For aging, I will generally hang at around 65%, out of the box and in a humidor. I do this simply because I'm accelerating the aging process, but can still grab something, dry box and smoke fairly soon.

Personally, I can't stand a Cuban cigar even a point over 60% RH. I use 60% beads for the to-smokers, but try to keep them under that. I will even dry box for several days to get them closer to 55-56%.


----------



## Nathan King (Nov 4, 2010)

Wow, Don! That's *DRY!*


----------



## Herf N Turf (Dec 31, 2008)

Nathan King said:


> Wow, Don! That's *DRY!*


Well, blame a bunch of old gray-hairs back in the 70's and 80's for mal-forming me, but they just taste better when they're drier.

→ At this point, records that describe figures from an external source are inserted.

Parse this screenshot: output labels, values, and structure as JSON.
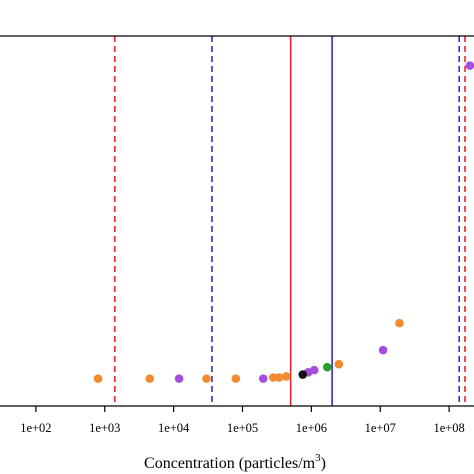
{
  "chart_data": {
    "type": "scatter",
    "title": "",
    "xlabel_main": "Concentration (particles/m",
    "xlabel_sup": "3",
    "xlabel_close": ")",
    "xscale": "log",
    "xlim": [
      10,
      1000000000
    ],
    "ylim": [
      0,
      1
    ],
    "x_ticks": [
      100,
      1000,
      10000,
      100000,
      1000000,
      10000000,
      100000000
    ],
    "x_tick_labels": [
      "1e+02",
      "1e+03",
      "1e+04",
      "1e+05",
      "1e+06",
      "1e+07",
      "1e+08"
    ],
    "vertical_lines": [
      {
        "x": 1400,
        "color": "#e8262b",
        "style": "dashed"
      },
      {
        "x": 36000,
        "color": "#2b2fd6",
        "style": "dashed"
      },
      {
        "x": 500000,
        "color": "#e8262b",
        "style": "solid"
      },
      {
        "x": 2000000,
        "color": "#2b2fd6",
        "style": "solid"
      },
      {
        "x": 140000000,
        "color": "#2b2fd6",
        "style": "dashed"
      },
      {
        "x": 170000000,
        "color": "#e8262b",
        "style": "dashed"
      }
    ],
    "series": [
      {
        "color": "#f28a2e",
        "points": [
          {
            "x": 800,
            "y": 0.074
          },
          {
            "x": 4500,
            "y": 0.074
          },
          {
            "x": 30000,
            "y": 0.074
          },
          {
            "x": 80000,
            "y": 0.074
          },
          {
            "x": 280000,
            "y": 0.077
          },
          {
            "x": 340000,
            "y": 0.077
          },
          {
            "x": 430000,
            "y": 0.08
          },
          {
            "x": 2500000,
            "y": 0.113
          },
          {
            "x": 19000000,
            "y": 0.224
          }
        ]
      },
      {
        "color": "#a64de0",
        "points": [
          {
            "x": 12000,
            "y": 0.074
          },
          {
            "x": 200000,
            "y": 0.074
          },
          {
            "x": 900000,
            "y": 0.091
          },
          {
            "x": 1100000,
            "y": 0.097
          },
          {
            "x": 11000000,
            "y": 0.151
          },
          {
            "x": 200000000,
            "y": 0.92
          }
        ]
      },
      {
        "color": "#2f9e2f",
        "points": [
          {
            "x": 1700000,
            "y": 0.105
          }
        ]
      },
      {
        "color": "#111111",
        "points": [
          {
            "x": 750000,
            "y": 0.085
          }
        ]
      }
    ]
  }
}
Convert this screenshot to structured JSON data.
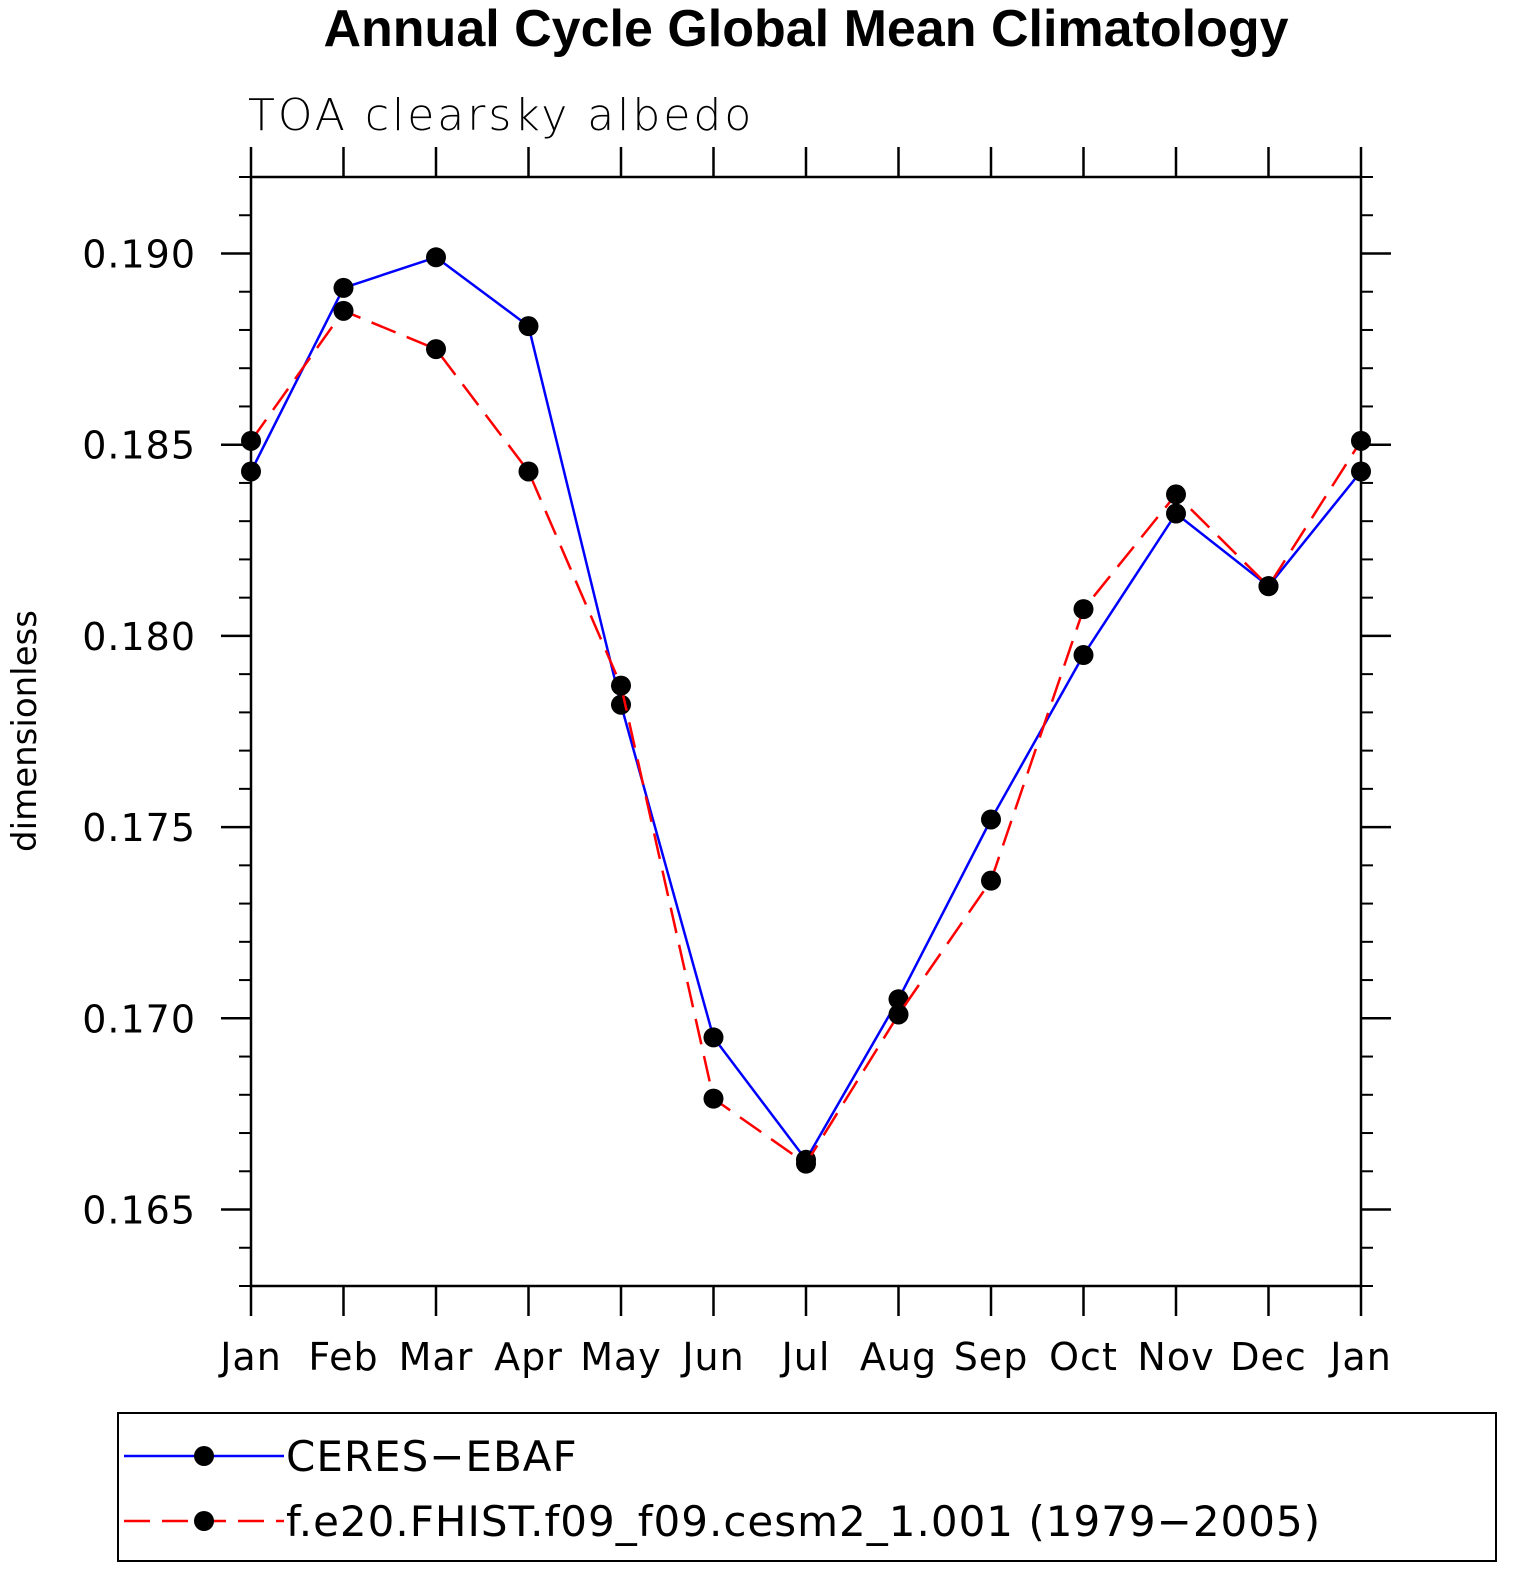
{
  "chart_data": {
    "type": "line",
    "title": "Annual Cycle Global Mean Climatology",
    "subtitle": "TOA clearsky albedo",
    "xlabel": "",
    "ylabel": "dimensionless",
    "categories": [
      "Jan",
      "Feb",
      "Mar",
      "Apr",
      "May",
      "Jun",
      "Jul",
      "Aug",
      "Sep",
      "Oct",
      "Nov",
      "Dec",
      "Jan"
    ],
    "ylim": [
      0.163,
      0.192
    ],
    "yticks": [
      0.165,
      0.17,
      0.175,
      0.18,
      0.185,
      0.19
    ],
    "ytick_labels": [
      "0.165",
      "0.170",
      "0.175",
      "0.180",
      "0.185",
      "0.190"
    ],
    "yminor_step": 0.001,
    "grid": false,
    "legend_position": "bottom",
    "series": [
      {
        "name": "CERES−EBAF",
        "color": "#0000ff",
        "line_style": "solid",
        "marker": "filled-circle",
        "values": [
          0.1843,
          0.1891,
          0.1899,
          0.1881,
          0.1782,
          0.1695,
          0.1663,
          0.1705,
          0.1752,
          0.1795,
          0.1832,
          0.1813,
          0.1843
        ]
      },
      {
        "name": "f.e20.FHIST.f09_f09.cesm2_1.001 (1979−2005)",
        "color": "#ff0000",
        "line_style": "dashed",
        "marker": "filled-circle",
        "values": [
          0.1851,
          0.1885,
          0.1875,
          0.1843,
          0.1787,
          0.1679,
          0.1662,
          0.1701,
          0.1736,
          0.1807,
          0.1837,
          0.1813,
          0.1851
        ]
      }
    ]
  }
}
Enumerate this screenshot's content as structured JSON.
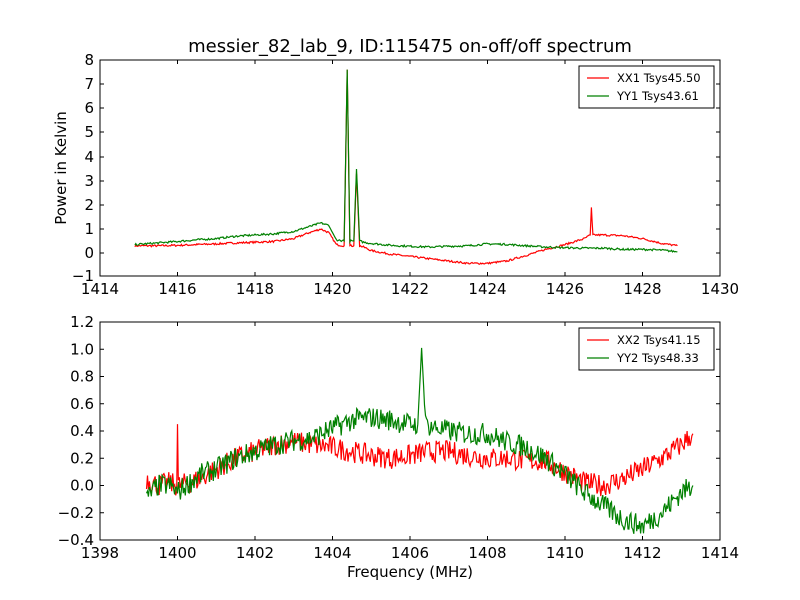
{
  "chart_data": [
    {
      "type": "line",
      "title": "messier_82_lab_9, ID:115475 on-off/off spectrum",
      "xlabel": "",
      "ylabel": "Power in Kelvin",
      "xlim": [
        1414,
        1430
      ],
      "ylim": [
        -1,
        8
      ],
      "xticks": [
        1414,
        1416,
        1418,
        1420,
        1422,
        1424,
        1426,
        1428,
        1430
      ],
      "yticks": [
        -1,
        0,
        1,
        2,
        3,
        4,
        5,
        6,
        7,
        8
      ],
      "y_scale": "symlog-like (linear below 1, logarithmic above 1)",
      "grid": false,
      "legend": "top-right",
      "series": [
        {
          "name": "XX1 Tsys45.50",
          "color": "#ff0000",
          "x": [
            1414.9,
            1415.5,
            1416.0,
            1416.5,
            1417.0,
            1417.5,
            1418.0,
            1418.5,
            1419.0,
            1419.4,
            1419.7,
            1419.9,
            1420.1,
            1420.3,
            1420.38,
            1420.45,
            1420.55,
            1420.62,
            1420.7,
            1420.8,
            1421.0,
            1421.5,
            1422.0,
            1422.5,
            1423.0,
            1423.5,
            1424.0,
            1424.5,
            1425.0,
            1425.5,
            1426.0,
            1426.5,
            1426.65,
            1426.68,
            1426.72,
            1427.0,
            1427.5,
            1428.0,
            1428.5,
            1428.9
          ],
          "y": [
            0.3,
            0.3,
            0.32,
            0.35,
            0.38,
            0.42,
            0.45,
            0.48,
            0.6,
            0.85,
            1.0,
            0.85,
            0.35,
            0.3,
            7.6,
            0.3,
            0.3,
            3.3,
            0.3,
            0.25,
            0.1,
            -0.05,
            -0.15,
            -0.25,
            -0.35,
            -0.45,
            -0.45,
            -0.35,
            -0.1,
            0.15,
            0.35,
            0.6,
            0.75,
            1.9,
            0.75,
            0.75,
            0.72,
            0.6,
            0.4,
            0.3
          ]
        },
        {
          "name": "YY1 Tsys43.61",
          "color": "#008000",
          "x": [
            1414.9,
            1415.5,
            1416.0,
            1416.5,
            1417.0,
            1417.5,
            1418.0,
            1418.5,
            1419.0,
            1419.4,
            1419.7,
            1419.9,
            1420.1,
            1420.3,
            1420.38,
            1420.45,
            1420.55,
            1420.62,
            1420.7,
            1420.8,
            1421.0,
            1421.5,
            1422.0,
            1422.5,
            1423.0,
            1423.5,
            1424.0,
            1424.5,
            1425.0,
            1425.5,
            1426.0,
            1426.5,
            1427.0,
            1427.5,
            1428.0,
            1428.5,
            1428.9
          ],
          "y": [
            0.35,
            0.42,
            0.48,
            0.55,
            0.6,
            0.7,
            0.75,
            0.8,
            0.9,
            1.1,
            1.25,
            1.15,
            0.55,
            0.5,
            7.6,
            0.5,
            0.5,
            3.5,
            0.5,
            0.45,
            0.4,
            0.32,
            0.28,
            0.25,
            0.28,
            0.3,
            0.38,
            0.36,
            0.3,
            0.25,
            0.22,
            0.2,
            0.2,
            0.15,
            0.15,
            0.12,
            0.05
          ]
        }
      ]
    },
    {
      "type": "line",
      "title": "",
      "xlabel": "Frequency (MHz)",
      "ylabel": "",
      "xlim": [
        1398,
        1414
      ],
      "ylim": [
        -0.4,
        1.2
      ],
      "xticks": [
        1398,
        1400,
        1402,
        1404,
        1406,
        1408,
        1410,
        1412,
        1414
      ],
      "yticks": [
        -0.4,
        -0.2,
        0.0,
        0.2,
        0.4,
        0.6,
        0.8,
        1.0,
        1.2
      ],
      "grid": false,
      "legend": "top-right",
      "series": [
        {
          "name": "XX2 Tsys41.15",
          "color": "#ff0000",
          "x": [
            1399.2,
            1399.5,
            1399.8,
            1399.98,
            1400.0,
            1400.02,
            1400.3,
            1400.6,
            1401.0,
            1401.5,
            1402.0,
            1402.5,
            1403.0,
            1403.5,
            1404.0,
            1404.5,
            1405.0,
            1405.5,
            1406.0,
            1406.5,
            1407.0,
            1407.5,
            1408.0,
            1408.5,
            1409.0,
            1409.5,
            1410.0,
            1410.5,
            1411.0,
            1411.5,
            1412.0,
            1412.5,
            1413.0,
            1413.3
          ],
          "y": [
            0.05,
            0.0,
            0.02,
            0.0,
            0.45,
            0.0,
            0.02,
            0.05,
            0.12,
            0.2,
            0.25,
            0.3,
            0.32,
            0.3,
            0.28,
            0.25,
            0.22,
            0.2,
            0.22,
            0.25,
            0.25,
            0.22,
            0.2,
            0.2,
            0.18,
            0.18,
            0.1,
            0.02,
            0.0,
            0.05,
            0.12,
            0.2,
            0.3,
            0.38
          ]
        },
        {
          "name": "YY2 Tsys48.33",
          "color": "#008000",
          "x": [
            1399.2,
            1399.5,
            1399.8,
            1400.0,
            1400.3,
            1400.6,
            1401.0,
            1401.5,
            1402.0,
            1402.5,
            1403.0,
            1403.5,
            1404.0,
            1404.5,
            1405.0,
            1405.5,
            1406.0,
            1406.2,
            1406.3,
            1406.4,
            1406.7,
            1407.0,
            1407.5,
            1408.0,
            1408.5,
            1409.0,
            1409.5,
            1410.0,
            1410.5,
            1411.0,
            1411.5,
            1412.0,
            1412.5,
            1413.0,
            1413.3
          ],
          "y": [
            -0.1,
            0.0,
            0.0,
            -0.05,
            0.02,
            0.08,
            0.12,
            0.2,
            0.25,
            0.3,
            0.33,
            0.35,
            0.42,
            0.48,
            0.5,
            0.48,
            0.45,
            0.45,
            1.01,
            0.45,
            0.42,
            0.4,
            0.38,
            0.38,
            0.32,
            0.28,
            0.2,
            0.08,
            -0.05,
            -0.15,
            -0.25,
            -0.3,
            -0.2,
            -0.05,
            0.0
          ]
        }
      ]
    }
  ]
}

Actually, dry boxing really doesn't effect the binder and fillers much, just the wrapper. The binder and fillers are still around 60%, but I get a perfect and consistent burn, without a lot of moisture build-up in the back half by doing this. Remember, VA is pretty humid in the spring-fall. Out west, or farther north, it's probably not as important.


----------



## bdw1984 (May 6, 2009)

I stay at about 58-60 for both purposes


----------



## fivespdcat (Nov 16, 2010)

I may be moving more towards Don, and head over to the 60% camp. Right now I store everything at 63%.


----------



## eljimmy (Jun 27, 2009)

I found this interesting on the Boveda site:

 Cuban cigars are best at 60-65% RH; cigars with a Cameroon wrapper are best at 70-72%; Nicaragua, 68-70%; cigars with a Dominican wrapper, such as the Fuente Fuente OpusX are best at 60-65%; cigars with a Connecticut Shade wrapper will not be affected between 65-72% RH.


----------



## jdfutureman (Sep 20, 2010)

eljimmy said:


> I found this interesting on the Boveda site:
> 
> Cuban cigars are best at 60-65% RH; cigars with a Cameroon wrapper are best at 70-72%; Nicaragua, 68-70%; cigars with a Dominican wrapper, such as the Fuente Fuente OpusX are best at 60-65%; cigars with a Connecticut Shade wrapper will not be affected between 65-72% RH.


Jimmy, that's a great find! I appreciate your recon:smoke:

For anyone interested I added the link.
BovedaDirect
It's at the bottom of the page.

Some RG coming your way.:banana:


----------



## eljimmy (Jun 27, 2009)

jdfutureman said:


> Jimmy, that's a great find! I appreciate your recon:smoke:
> 
> For anyone interested I added the link.
> BovedaDirect
> ...


Thanks man!!


----------



## socalocmatt (Dec 22, 2010)

eljimmy said:


> I found this interesting on the Boveda site:
> 
> Cuban cigars are best at 60-65% RH; cigars with a Cameroon wrapper are best at 70-72%; Nicaragua, 68-70%; cigars with a Dominican wrapper, such as the Fuente Fuente OpusX are best at 60-65%; cigars with a Connecticut Shade wrapper will not be affected between 65-72% RH.


Damnit son!!! Now I _need_ ANOTHER winador. See what you've done. When my lady gives me the look, I'm tellin' her its all your fault.

RG for you sir. A good find :thumb:


----------



## eljimmy (Jun 27, 2009)

socalocmatt said:


> Damnit son!!! Now I _need_ ANOTHER winador. See what you've done. When my lady gives me the look, I'm tellin' her its all your fault.
> 
> RG for you sir. A good find :thumb:


Hahaha. Ohoh! Looks like I'm gonna be running and hiding soon! Thanks for the RG


----------



## ouirknotamuzd (Jan 29, 2011)

jdfutureman said:


> David check out the Oliva website they recommend between 70% and 79% RH
> Oliva Cigar


that's just an open invitation for mold growth and beetle incubation


----------